Half of the women drank a 15 gram dose while the others drank a mix of tea, caramel and a compound called gardenin. During the two weeks prior to treatment, the women recorded their hot flashes, with the study group reporting an average of 5.8 compared to the control group's five per day. Following treatment, the number of incidences dropped to 2.2 among those receiving EXD and 2.5 among those receiving placebo.
Yet, the more dramatic difference came three months after cessation of treatment, with rate of hot flashes staying at 2.2 per day for the study group and rising slightly for the control group to 2.9 per day.
"Menopausal flushing is notoriously responsive to fluctuations and placebo responses in clinical trials, yet they have rigorously demonstrated an improvement in favor of active treatment" with Er-xian decoction, said Dr.

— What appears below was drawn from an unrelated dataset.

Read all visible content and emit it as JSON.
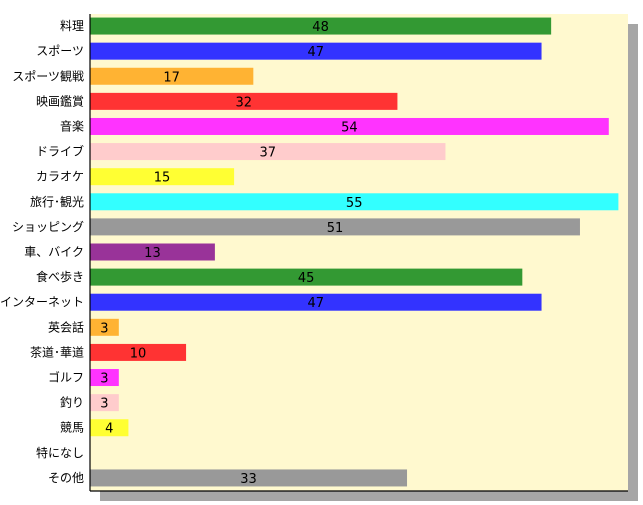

Alan Bensoussan, the director of the Centre for Complementary Medicine Research at the University of Western Sydney, told Reuters.
The severity of the menopausal symptoms also declined to a greater degree among women taking the treatment, from a three out of four rating at the beginning of the study to a 1.6. By comparison, the control group experienced a decline in symptom severity from three to 2.3 on the four-point subjective scale.
"It's a small effect, but a measurable effect," said Newton, adding that the findings put the treatment on par with other alternative medicines on the market.
The researchers reported in their study that Chinese traditional medicine sees menopause symptoms as related to deficiencies in kidney "yin and yang," noting that EXD contains herbs known for enhancing such kidney functions.
However, other researchers criticized the study, saying Tong and colleagues had failed to accurately report chemical profiling of key ingredients and selected chemical markers in the herbal remedy, making the study hard to reproduce.